Many of us will be familiar with the opening refrain from Philip Larkin’s ‘This Be The Verse’:

‘They f**k you up, your mum and dad.
They may not mean to, but they do.’

In this insightful and often painful memoir, author Neil Griffiths explores how the very specific circumstances of his birth, upbringing and family dynamics convened to create specific damage to his psyche that only fully revealed itself with the death of his parents and which may never completely heal.

What’s it about?

In this stark and fearless memoir, Neil Griffiths investigates the emotional inheritance passed down through silence and grief, and the lifelong consequences of being the child who should not have existed.

In 1963, a young husband loses his pregnant wife and eighteen-month-old son in a car accident. Six months later, he meets a woman who abandons her own husband and child for him — a man who seems to her everything she has ever wanted. Within two years, a boy is born into this family of grief and guilt: into a house already filled with ghosts, where neither parent can see him clearly through what each has lost. His mother demands perfection. His father, meanwhile, decides early on that this child exists only because the first one died — and cannot forgive him for it.

Moulded by his mother, rejected by his father, he is given no space in which to become himself. Throughout his life, no matter how much he tries to invent himself, he is driven by the fear that nothing real exists underneath. Fifty years on, after his parents’ deaths, that fear begins to unmoor him. He turns to the work of psychoanalysts who were pioneers of early childhood psychology around the time he was born. Drawing on the insights of D.W. Winnicott and Jacques Lacan, The Wrong Son traces a life shaped not only by loss and violence, but by psychic damage that may never fully be shaken off.

With forensic clarity and unexpected humour, The Wrong Son is a quietly devastating work: deeply human, psychologically attuned, and unafraid to stay with what cannot be resolved.

What’s it like?

Brutally honest without being self-pitying, this is a carefully painted portrait of a life lived without a sense of core self. It is only after his father’s death that Griffiths realises how far he had set himself up in opposition to his father – a notion of selfhood that crumbles when his father no longer exists to define itself against.

While adding depth to his personal insights by reflecting on key insights from childhood psychoanalysts, Griffiths also takes care to separate his experience of his father from the experiences of the wider world, creating a deeply complex portrait of a man who caused great damage to his son while enhancing the lives of many other people in his community.

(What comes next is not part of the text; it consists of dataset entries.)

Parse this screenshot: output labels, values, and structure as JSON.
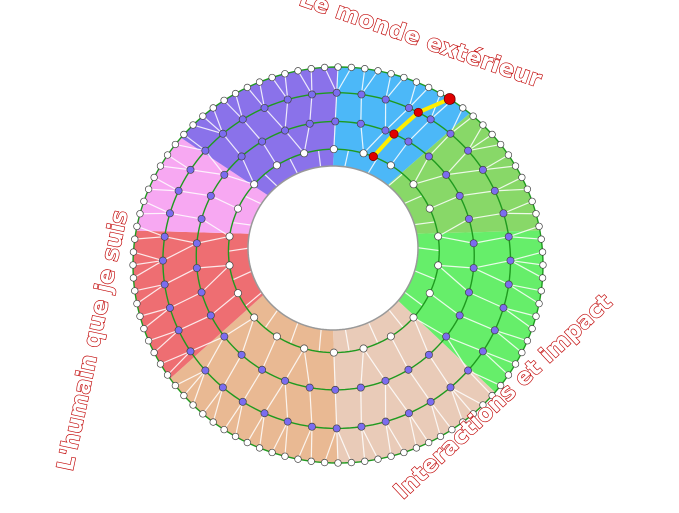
{
  "labels": {
    "top": "Le monde extérieur",
    "left": "L'humain que je suis",
    "right": "Interactions et impact"
  },
  "colors": {
    "label_stroke": "#c00000",
    "ring_line": "#1f9a1f",
    "highlight_line": "#ffee00",
    "highlight_point": "#e00000",
    "inner_point": "#7b6cf0",
    "outer_point": "#ffffff",
    "sectors": [
      "#4cb8f8",
      "#88d868",
      "#66ee6a",
      "#e9cbb8",
      "#e9b993",
      "#ee6e72",
      "#f7a8f2",
      "#8a72ea"
    ]
  }
}
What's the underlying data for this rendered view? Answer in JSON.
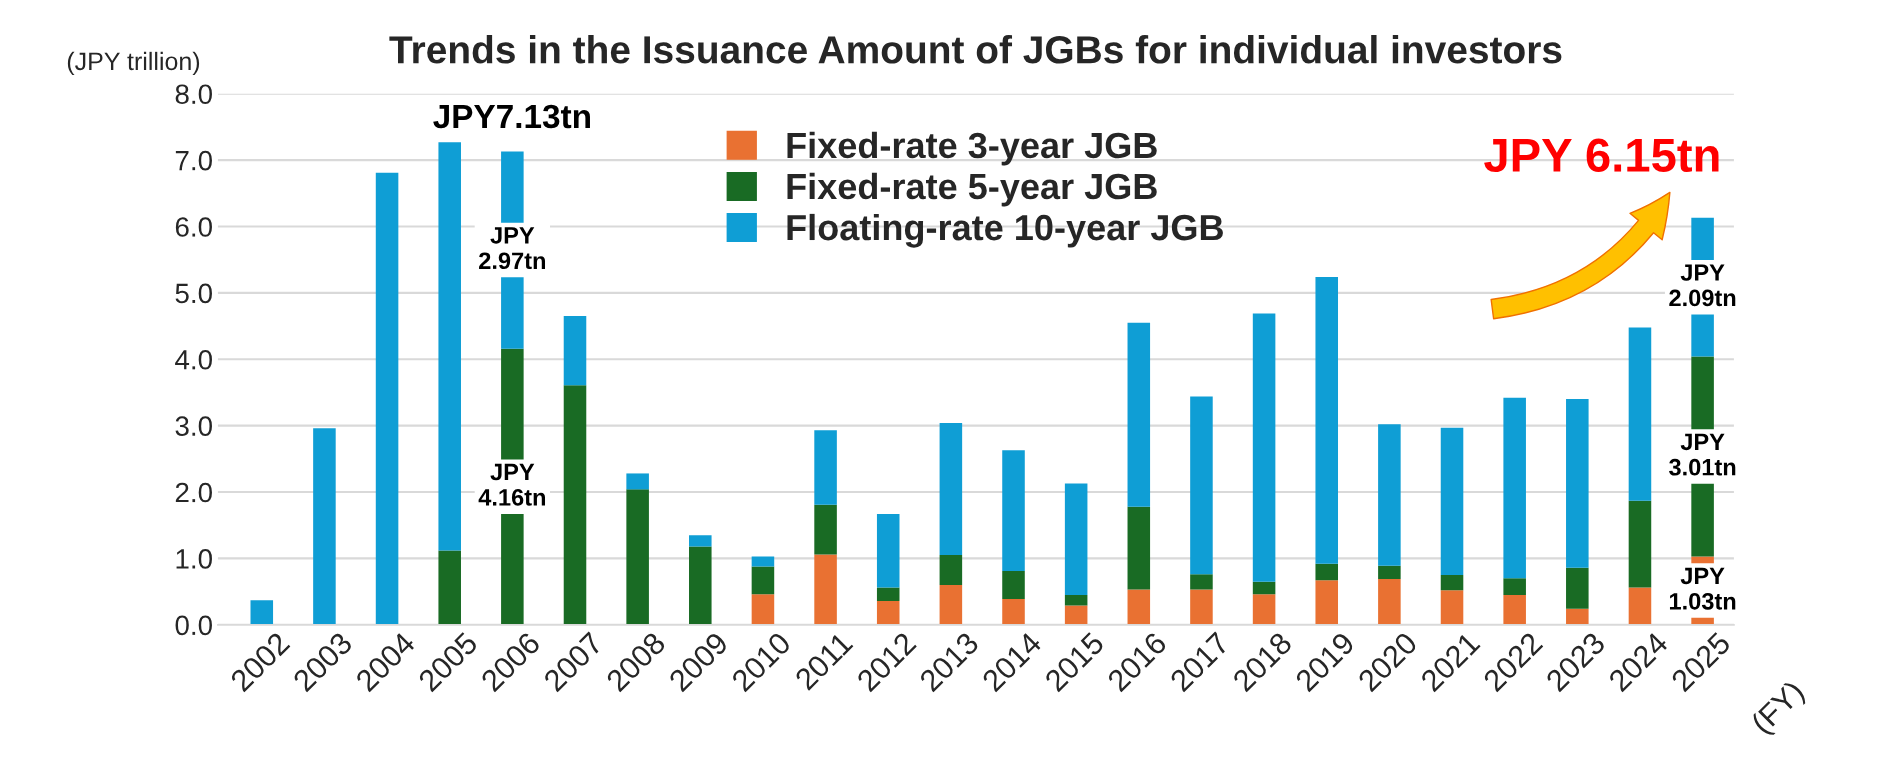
{
  "chart_data": {
    "type": "bar",
    "title": "Trends in the Issuance Amount of JGBs for individual investors",
    "ylabel": "(JPY trillion)",
    "xlabel": "(FY)",
    "categories": [
      "2002",
      "2003",
      "2004",
      "2005",
      "2006",
      "2007",
      "2008",
      "2009",
      "2010",
      "2011",
      "2012",
      "2013",
      "2014",
      "2015",
      "2016",
      "2017",
      "2018",
      "2019",
      "2020",
      "2021",
      "2022",
      "2023",
      "2024",
      "2025"
    ],
    "stacked": true,
    "series": [
      {
        "name": "Fixed-rate 3-year JGB",
        "color": "#e97132",
        "values": [
          null,
          null,
          null,
          null,
          null,
          null,
          null,
          null,
          0.46,
          1.06,
          0.36,
          0.6,
          0.39,
          0.29,
          0.53,
          0.53,
          0.46,
          0.67,
          0.69,
          0.52,
          0.45,
          0.24,
          0.56,
          1.03
        ],
        "value_labels": [
          null,
          null,
          null,
          null,
          null,
          null,
          null,
          null,
          null,
          null,
          null,
          null,
          null,
          null,
          null,
          null,
          null,
          null,
          null,
          null,
          null,
          null,
          null,
          "JPY\n1.03tn"
        ]
      },
      {
        "name": "Fixed-rate 5-year JGB",
        "color": "#196b24",
        "values": [
          null,
          null,
          null,
          1.12,
          4.16,
          3.61,
          2.04,
          1.18,
          0.42,
          0.75,
          0.2,
          0.45,
          0.42,
          0.16,
          1.25,
          0.23,
          0.19,
          0.25,
          0.2,
          0.23,
          0.25,
          0.62,
          1.31,
          3.01
        ],
        "value_labels": [
          null,
          null,
          null,
          null,
          "JPY\n4.16tn",
          null,
          null,
          null,
          null,
          null,
          null,
          null,
          null,
          null,
          null,
          null,
          null,
          null,
          null,
          null,
          null,
          null,
          null,
          "JPY\n3.01tn"
        ]
      },
      {
        "name": "Floating-rate 10-year JGB",
        "color": "#0f9ed5",
        "values": [
          0.37,
          2.96,
          6.81,
          6.15,
          2.97,
          1.04,
          0.24,
          0.17,
          0.15,
          1.12,
          1.11,
          1.99,
          1.82,
          1.68,
          2.77,
          2.68,
          4.04,
          4.32,
          2.13,
          2.22,
          2.72,
          2.54,
          2.61,
          2.09
        ],
        "value_labels": [
          null,
          null,
          null,
          null,
          "JPY\n2.97tn",
          null,
          null,
          null,
          null,
          null,
          null,
          null,
          null,
          null,
          null,
          null,
          null,
          null,
          null,
          null,
          null,
          null,
          null,
          "JPY\n2.09tn"
        ]
      }
    ],
    "totals": [
      null,
      null,
      null,
      null,
      "JPY7.13tn",
      null,
      null,
      null,
      null,
      null,
      null,
      null,
      null,
      null,
      null,
      null,
      null,
      null,
      null,
      null,
      null,
      null,
      null,
      "JPY 6.15tn"
    ],
    "ylim": [
      0,
      8
    ],
    "yticks": [
      {
        "value": 0,
        "label": "0.0"
      },
      {
        "value": 1,
        "label": "1.0"
      },
      {
        "value": 2,
        "label": "2.0"
      },
      {
        "value": 3,
        "label": "3.0"
      },
      {
        "value": 4,
        "label": "4.0"
      },
      {
        "value": 5,
        "label": "5.0"
      },
      {
        "value": 6,
        "label": "6.0"
      },
      {
        "value": 7,
        "label": "7.0"
      },
      {
        "value": 8,
        "label": "8.0"
      }
    ],
    "grid": "y",
    "legend": "top"
  }
}
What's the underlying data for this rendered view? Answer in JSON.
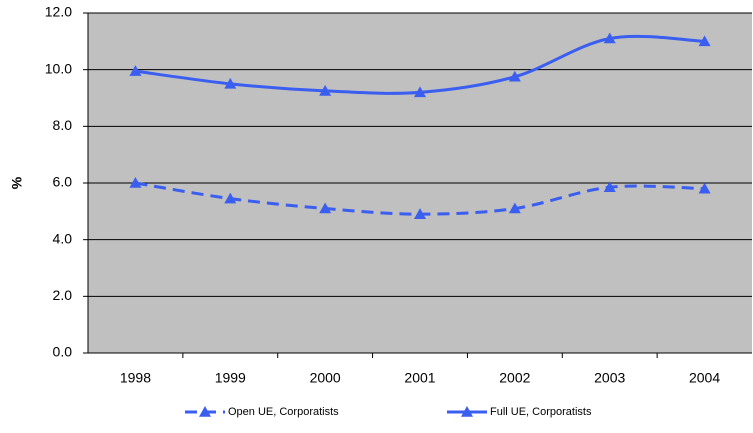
{
  "chart_data": {
    "type": "line",
    "smooth": true,
    "marker": "triangle",
    "ylabel": "%",
    "categories": [
      "1998",
      "1999",
      "2000",
      "2001",
      "2002",
      "2003",
      "2004"
    ],
    "series": [
      {
        "name": "Open UE, Corporatists",
        "color": "#3a5ef0",
        "dashed": true,
        "values": [
          6.0,
          5.45,
          5.1,
          4.9,
          5.1,
          5.85,
          5.8
        ]
      },
      {
        "name": "Full UE, Corporatists",
        "color": "#3a5ef0",
        "dashed": false,
        "values": [
          9.95,
          9.5,
          9.25,
          9.2,
          9.75,
          11.1,
          11.0
        ]
      }
    ],
    "ylim": [
      0,
      12
    ],
    "yticks": [
      {
        "value": 0,
        "label": "0.0"
      },
      {
        "value": 2,
        "label": "2.0"
      },
      {
        "value": 4,
        "label": "4.0"
      },
      {
        "value": 6,
        "label": "6.0"
      },
      {
        "value": 8,
        "label": "8.0"
      },
      {
        "value": 10,
        "label": "10.0"
      },
      {
        "value": 12,
        "label": "12.0"
      }
    ],
    "grid": true,
    "plot_background": "#c0c0c0",
    "legend": "bottom"
  }
}
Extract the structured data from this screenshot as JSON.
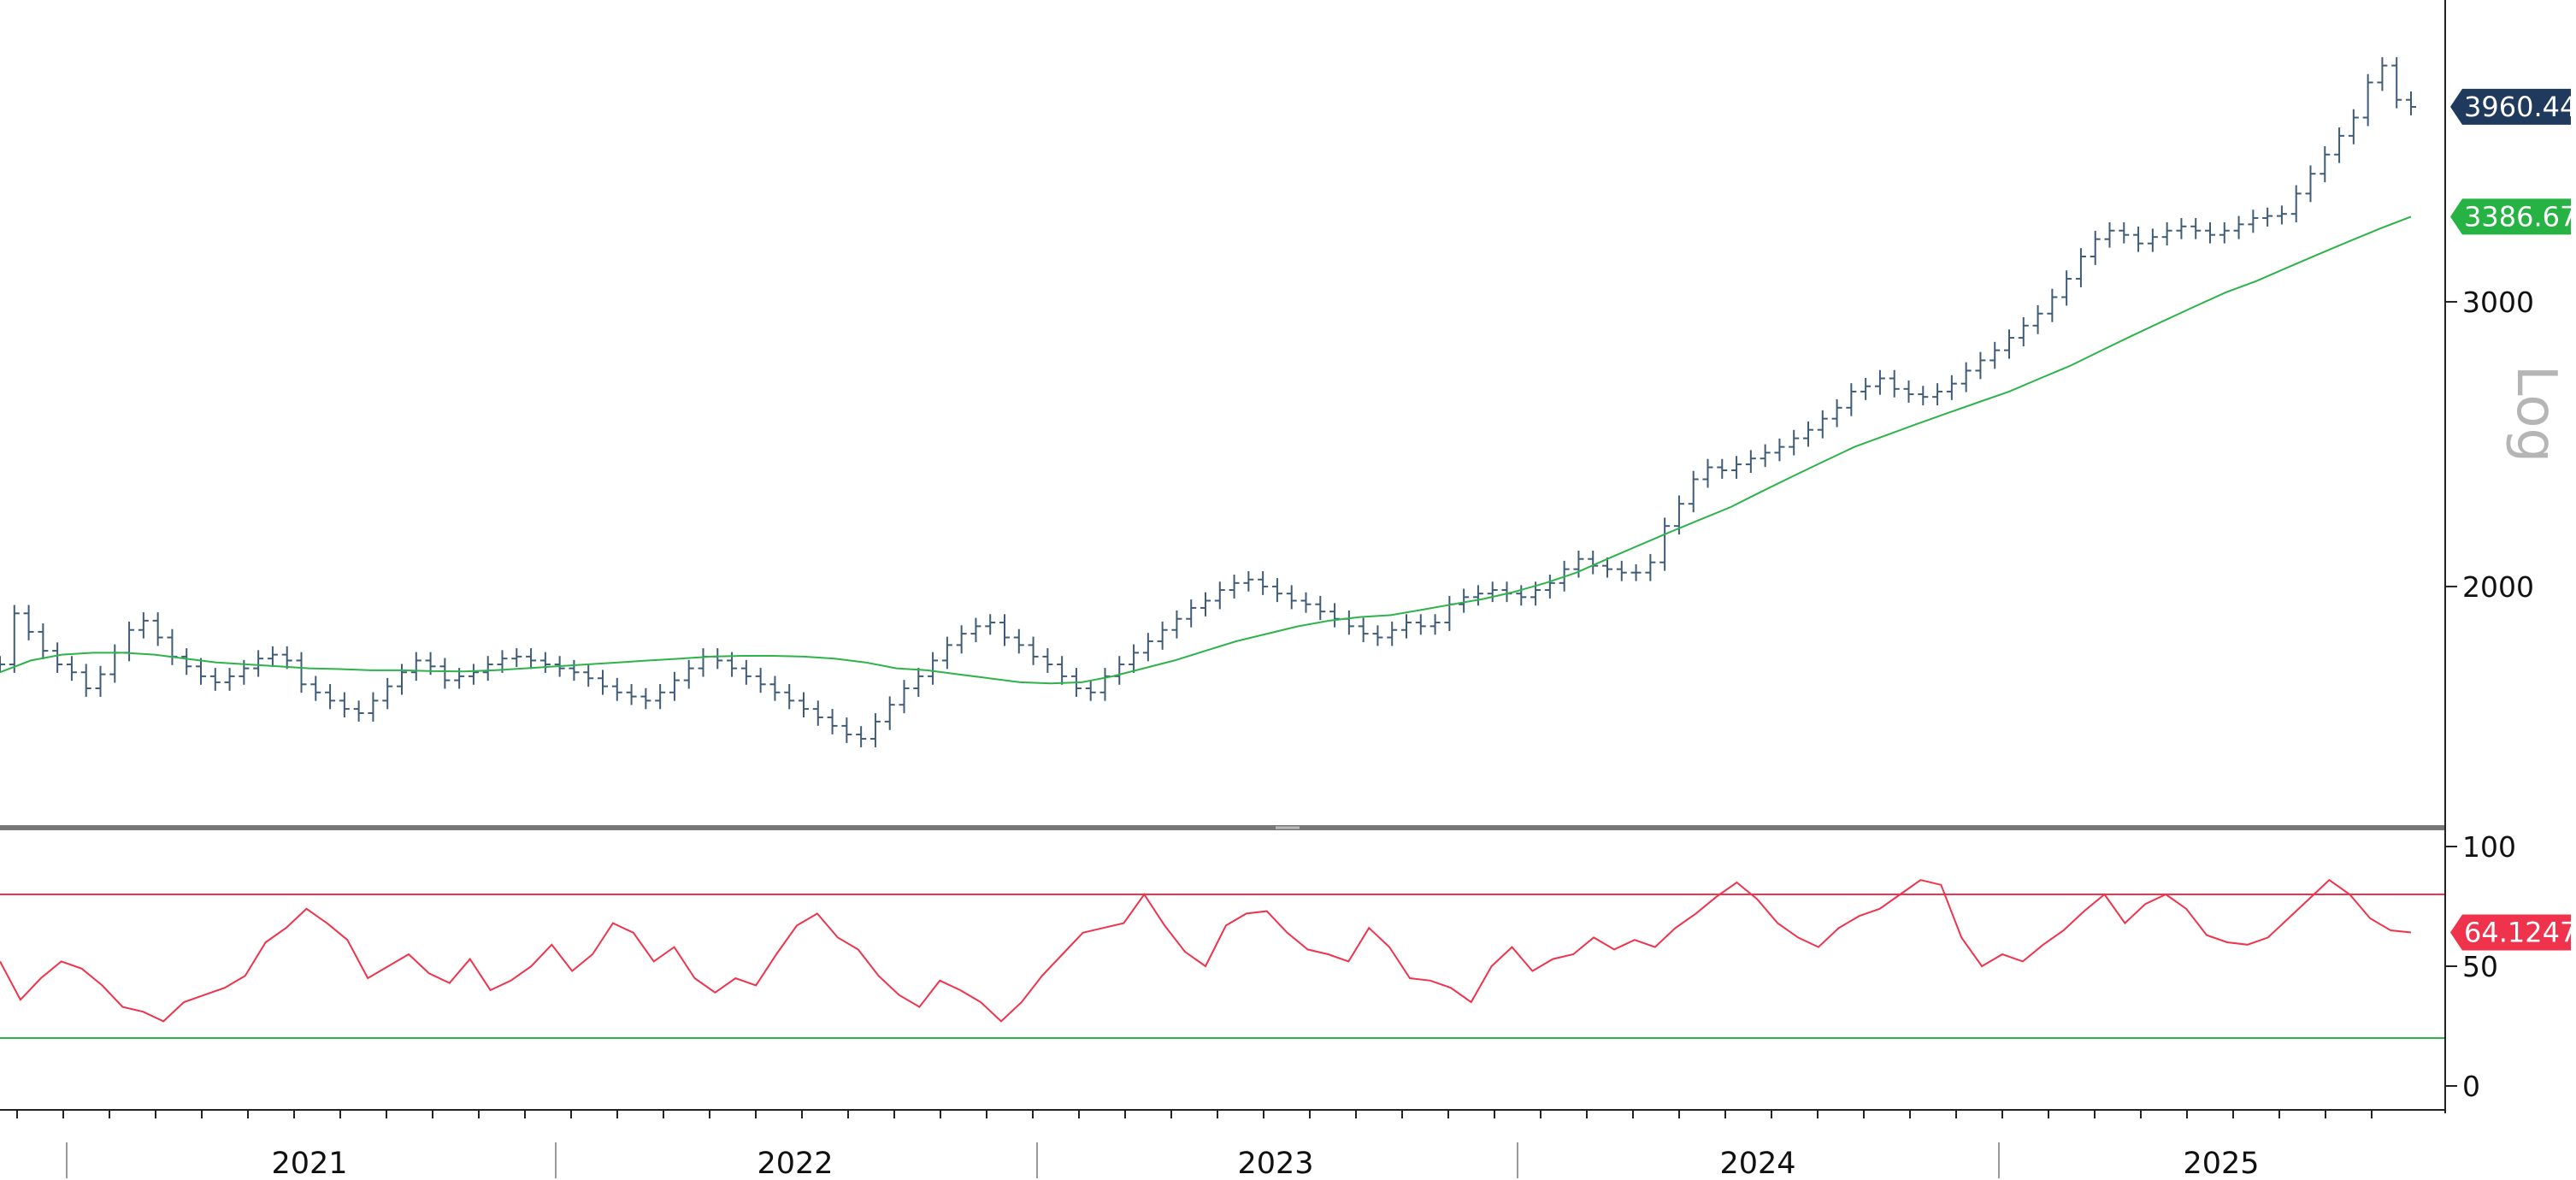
{
  "chart_data": [
    {
      "type": "line",
      "panel": "price",
      "scale": "log",
      "scale_label": "Log",
      "x_labels": [
        "2021",
        "2022",
        "2023",
        "2024",
        "2025"
      ],
      "y_ticks": [
        "2000",
        "3000"
      ],
      "ylim": [
        1450,
        4500
      ],
      "series": [
        {
          "style": "ohlc-bars",
          "color": "#3e5c78",
          "last_value": 3960.44,
          "last_value_label": "3960.44",
          "values": [
            1790,
            1925,
            1875,
            1825,
            1790,
            1770,
            1730,
            1765,
            1820,
            1880,
            1905,
            1860,
            1810,
            1785,
            1760,
            1745,
            1760,
            1780,
            1805,
            1815,
            1800,
            1740,
            1720,
            1700,
            1680,
            1670,
            1700,
            1735,
            1770,
            1800,
            1785,
            1750,
            1760,
            1770,
            1790,
            1805,
            1810,
            1800,
            1790,
            1780,
            1770,
            1755,
            1735,
            1720,
            1710,
            1700,
            1720,
            1750,
            1780,
            1810,
            1800,
            1780,
            1760,
            1740,
            1720,
            1700,
            1680,
            1660,
            1640,
            1620,
            1610,
            1650,
            1690,
            1730,
            1760,
            1800,
            1840,
            1870,
            1890,
            1900,
            1860,
            1840,
            1810,
            1790,
            1760,
            1730,
            1720,
            1760,
            1790,
            1820,
            1850,
            1880,
            1910,
            1940,
            1960,
            1990,
            2010,
            2020,
            2000,
            1980,
            1960,
            1950,
            1930,
            1910,
            1890,
            1870,
            1860,
            1880,
            1900,
            1890,
            1900,
            1950,
            1970,
            1980,
            1990,
            1980,
            1970,
            1990,
            2010,
            2050,
            2080,
            2060,
            2050,
            2040,
            2040,
            2070,
            2180,
            2250,
            2330,
            2370,
            2360,
            2380,
            2400,
            2420,
            2440,
            2470,
            2500,
            2540,
            2580,
            2640,
            2660,
            2690,
            2650,
            2630,
            2620,
            2640,
            2670,
            2720,
            2760,
            2800,
            2850,
            2900,
            2950,
            3020,
            3100,
            3200,
            3280,
            3320,
            3300,
            3260,
            3290,
            3320,
            3340,
            3320,
            3300,
            3320,
            3350,
            3380,
            3390,
            3400,
            3500,
            3600,
            3700,
            3800,
            3900,
            4100,
            4200,
            4000,
            3960
          ]
        },
        {
          "style": "line",
          "color": "#2db34a",
          "last_value": 3386.67,
          "last_value_label": "3386.67",
          "values": [
            1770,
            1800,
            1815,
            1820,
            1820,
            1815,
            1805,
            1795,
            1790,
            1785,
            1780,
            1778,
            1775,
            1775,
            1773,
            1772,
            1775,
            1780,
            1785,
            1790,
            1795,
            1800,
            1805,
            1810,
            1812,
            1812,
            1810,
            1805,
            1795,
            1780,
            1775,
            1765,
            1755,
            1745,
            1742,
            1745,
            1760,
            1780,
            1800,
            1825,
            1850,
            1870,
            1890,
            1905,
            1915,
            1920,
            1935,
            1950,
            1965,
            1985,
            2010,
            2040,
            2080,
            2120,
            2160,
            2200,
            2240,
            2290,
            2340,
            2390,
            2440,
            2480,
            2520,
            2560,
            2600,
            2640,
            2690,
            2740,
            2800,
            2860,
            2920,
            2980,
            3040,
            3090,
            3150,
            3210,
            3270,
            3330,
            3386.67
          ]
        }
      ]
    },
    {
      "type": "line",
      "panel": "oscillator",
      "ylim": [
        0,
        100
      ],
      "y_ticks": [
        "0",
        "50",
        "100"
      ],
      "upper_level": 80,
      "lower_level": 20,
      "series": [
        {
          "style": "line",
          "color": "#f0334c",
          "last_value": 64.1247,
          "last_value_label": "64.1247",
          "values": [
            52,
            36,
            45,
            52,
            49,
            42,
            33,
            31,
            27,
            35,
            38,
            41,
            46,
            60,
            66,
            74,
            68,
            61,
            45,
            50,
            55,
            47,
            43,
            53,
            40,
            44,
            50,
            59,
            48,
            55,
            68,
            64,
            52,
            58,
            45,
            39,
            45,
            42,
            55,
            67,
            72,
            62,
            57,
            46,
            38,
            33,
            44,
            40,
            35,
            27,
            35,
            46,
            55,
            64,
            66,
            68,
            80,
            67,
            56,
            50,
            67,
            72,
            73,
            64,
            57,
            55,
            52,
            66,
            58,
            45,
            44,
            41,
            35,
            50,
            58,
            48,
            53,
            55,
            62,
            57,
            61,
            58,
            66,
            72,
            79,
            85,
            78,
            68,
            62,
            58,
            66,
            71,
            74,
            80,
            86,
            84,
            62,
            50,
            55,
            52,
            59,
            65,
            73,
            80,
            68,
            76,
            80,
            74,
            63,
            60,
            59,
            62,
            70,
            78,
            86,
            80,
            70,
            65,
            64.1247
          ]
        }
      ]
    }
  ]
}
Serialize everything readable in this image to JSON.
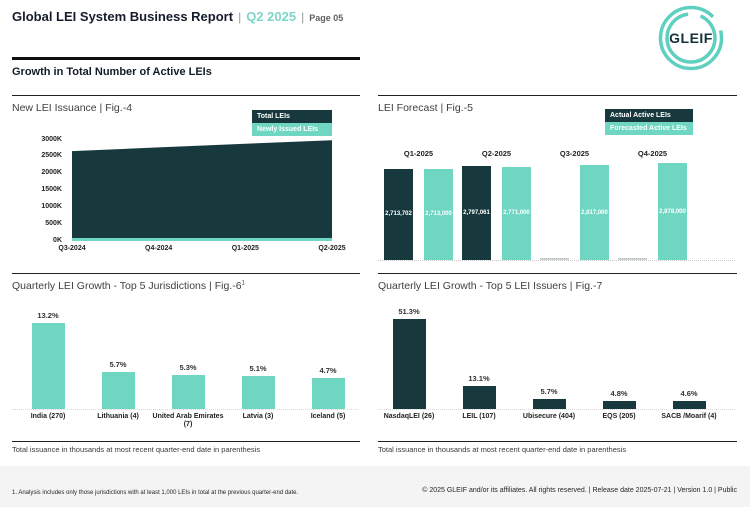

He is also able to reflect on his own foibles in a way that is often amusing, rather than self-flagellating, adding a necessary lightness to what is, in places, a deeply sad account of a wounded child who becomes, in certain aspects, the kind of parent he himself struggled to interact with.

Final thoughts

From the thoughtful opening pages to the last questioning examination of whether his upbringing could ever have been different, ‘The Wrong Son’ is consistently a memoir that encourages the reader to empathise with all involved. I found that elements of Griffiths’ experiences with dissociation reminded me of ‘when nothing feels real’ by Nathan Dunne, a non-fiction account of the journalist’s experiences of depersonalisation (reviewed here).

A powerful memoir that will doubtless encourage readers to reflect on their own relationships with their families and – perhaps – find it in their hearts to recognise the full complexity of family members as human beings in relation to their own experiences.

‘The Wrong Son’,
Neil Griffiths,
2026, Weatherglass books, paperback
Many thanks to the publisher and Anne Cater’s Random Things Tours for providing me with a copy of this book in exchange for an honest review and a spot on the blog tour.